HESI RN
HESI RN Exit Exam 2024 Quizlet Capstone
1. A client frequently admitted to the locked psychiatric unit repeatedly compliments and invites one of the nurses to go out on a date. The nurse's response should be to
- A. Ask not to be assigned to this client or to work on another unit
- B. Tell the client that such behavior is inappropriate
- C. Inform the client that hospital policy prohibits staff from dating clients
- D. Discuss the boundaries of the therapeutic relationship with the client
Correct answer: D
Rationale: The correct response for the nurse in this situation is to discuss the boundaries of the therapeutic relationship with the client. By doing so, the nurse can reinforce professionalism, establish clear boundaries, and prevent ethical conflicts.

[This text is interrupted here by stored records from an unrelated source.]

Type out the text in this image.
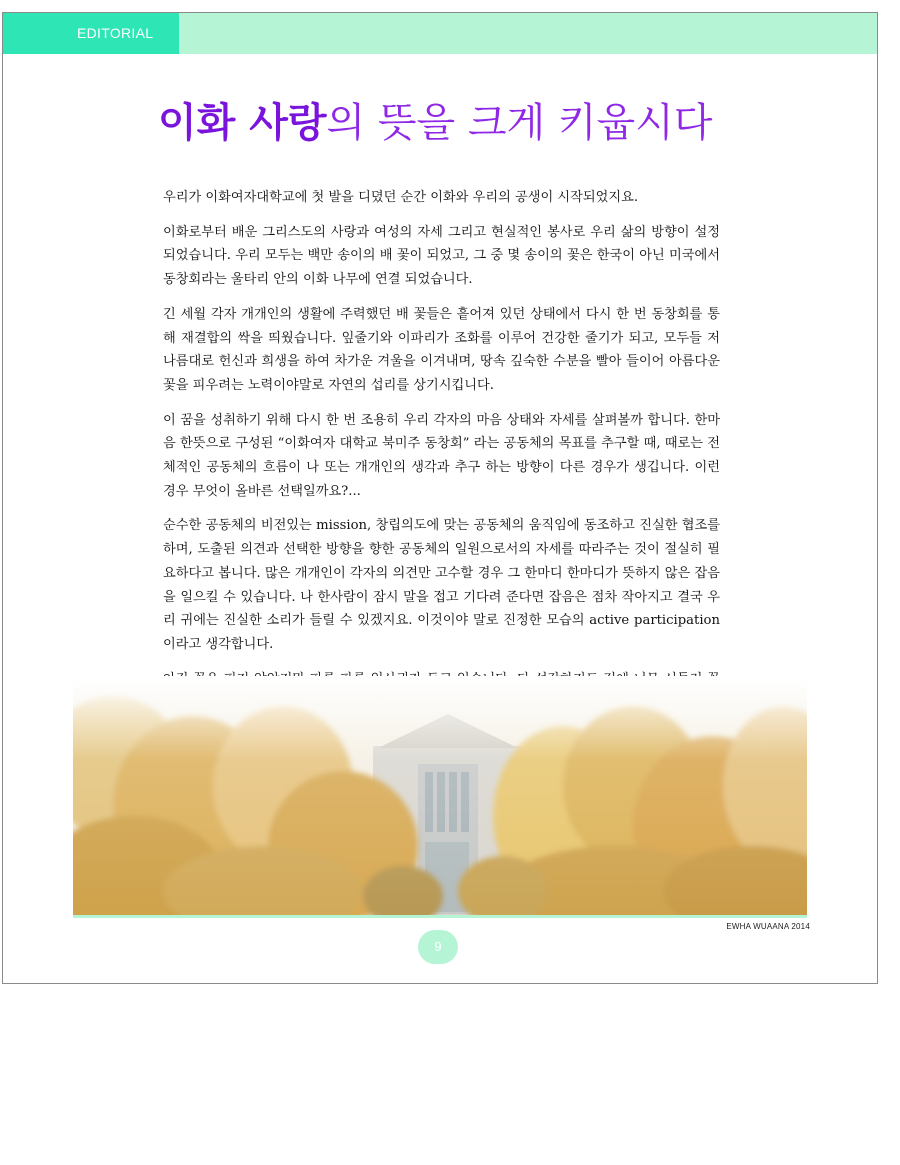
EDITORIAL
이화 사랑의 뜻을 크게 키웁시다

우리가 이화여자대학교에 첫 발을 디뎠던 순간 이화와 우리의 공생이 시작되었지요.

이화로부터 배운 그리스도의 사랑과 여성의 자세 그리고 현실적인 봉사로 우리 삶의 방향이 설정되었습니다. 우리 모두는 백만 송이의 배 꽃이 되었고, 그 중 몇 송이의 꽃은 한국이 아닌 미국에서 동창회라는 울타리 안의 이화 나무에 연결 되었습니다.

긴 세월 각자 개개인의 생활에 주력했던 배 꽃들은 흩어져 있던 상태에서 다시 한 번 동창회를 통해 재결합의 싹을 띄웠습니다. 잎줄기와 이파리가 조화를 이루어 건강한 줄기가 되고, 모두들 저 나름대로 헌신과 희생을 하여 차가운 겨울을 이겨내며, 땅속 깊숙한 수분을 빨아 들이어 아름다운 꽃을 피우려는 노력이야말로 자연의 섭리를 상기시킵니다.

이 꿈을 성취하기 위해 다시 한 번 조용히 우리 각자의 마음 상태와 자세를 살펴볼까 합니다. 한마음 한뜻으로 구성된 “이화여자 대학교 북미주 동창회” 라는 공동체의 목표를 추구할 때, 때로는 전체적인 공동체의 흐름이 나 또는 개개인의 생각과 추구 하는 방향이 다른 경우가 생깁니다. 이런 경우 무엇이 올바른 선택일까요?...

순수한 공동체의 비전있는 mission, 창립의도에 맞는 공동체의 움직임에 동조하고 진실한 협조를 하며, 도출된 의견과 선택한 방향을 향한 공동체의 일원으로서의 자세를 따라주는 것이 절실히 필요하다고 봅니다. 많은 개개인이 각자의 의견만 고수할 경우 그 한마디 한마디가 뜻하지 않은 잡음을 일으킬 수 있습니다. 나 한사람이 잠시 말을 접고 기다려 준다면 잡음은 점차 작아지고 결국 우리 귀에는 진실한 소리가 들릴 수 있겠지요. 이것이야 말로 진정한 모습의 active participation 이라고 생각합니다.

EWHA WUAANA 2014
9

Option A is incorrect because avoiding the client or unit does not address the issue at hand and may compromise patient care. Option B, while acknowledging the behavior, does not address the underlying reasons and boundaries. Option C, stating hospital policy, is not as therapeutic or client-centered as discussing the therapeutic relationship directly.
2. While caring for a client's postoperative dressing, the nurse observes purulent drainage at the wound. Before reporting this finding to the healthcare provider, the nurse should review which of the client's laboratory values?
- A. White blood cell count
- B. Hemoglobin
- C. Serum creatinine
- D. Culture for sensitive organisms
Correct answer: D
Rationale: Purulent drainage suggests an infection at the wound site. Reviewing the culture and sensitivity results will guide appropriate antibiotic treatment by identifying the causative organisms and their antibiotic sensitivities. Elevated white blood cells indicate infection but do not specify the organism. Creatinine and hemoglobin values are unrelated to wound infections.
3. A client with chronic obstructive pulmonary disease (COPD) presents with a respiratory rate of 32 breaths per minute and an oxygen saturation of 86%. What is the nurse's first action?
- A. Administer oxygen at 2 L/min via nasal cannula.
- B. Notify the healthcare provider immediately.
- C. Position the client in high Fowler's position.
- D. Suction the client's airway.
Correct answer: A
Rationale: Administering oxygen at 2 L/min via nasal cannula is the nurse's first action when a client with COPD presents with a respiratory rate of 32 breaths per minute and an oxygen saturation of 86%. Oxygen therapy helps improve oxygen saturation in patients with COPD and respiratory distress. While notifying the healthcare provider is important, immediate intervention to improve oxygenation takes priority. Positioning the client in high Fowler's position can also assist with breathing but is not the initial action in this scenario. Suctioning the airway is not indicated unless there are secretions obstructing the airway, which is not mentioned in the scenario.
4. A woman who is breastfeeding calls her obstetrician’s office and reports increased anxiety since the vaginal delivery of her son three weeks ago. She stopped taking her antianxiety medications but is thinking of restarting them. What response should the nurse provide?
- A. Describe the potential transmission of drugs to the infant through breast milk.
- B. Encourage her to utilize stress-relieving alternatives, such as deep breathing.
- C. Explain that anxiety is a common reaction for mothers of 3-week-old infants.
- D. Inform her that some antianxiety medications are safe to take while breastfeeding.
Correct answer: D
Rationale: The correct answer is D because some antianxiety medications are considered safe during breastfeeding. The nurse should reassure the client and encourage her to discuss options with her healthcare provider to manage anxiety safely while continuing to breastfeed. Choice A is incorrect because it focuses on the transmission of drugs rather than providing guidance on safe medication use. Choice B, while promoting stress-relieving techniques, does not address the potential need for medication. Choice C is incorrect as it minimizes the woman's reported anxiety, which may require professional intervention.
5. The client is being taught to choose foods rich in potassium to prevent digitalis toxicity. Which choice indicates the client understands dietary needs?
- A. Three apricots
- B. Medium banana
- C. Naval orange
- D. Baked potato
Correct answer: D
Rationale: The correct answer is D: Baked potato. Baked potatoes are rich in potassium, which is essential in preventing digitalis toxicity by helping to maintain normal electrolyte levels. Apricots, bananas, and oranges are also sources of potassium, but a baked potato has a higher potassium content compared to the other options, making it a more effective choice for preventing digitalis toxicity.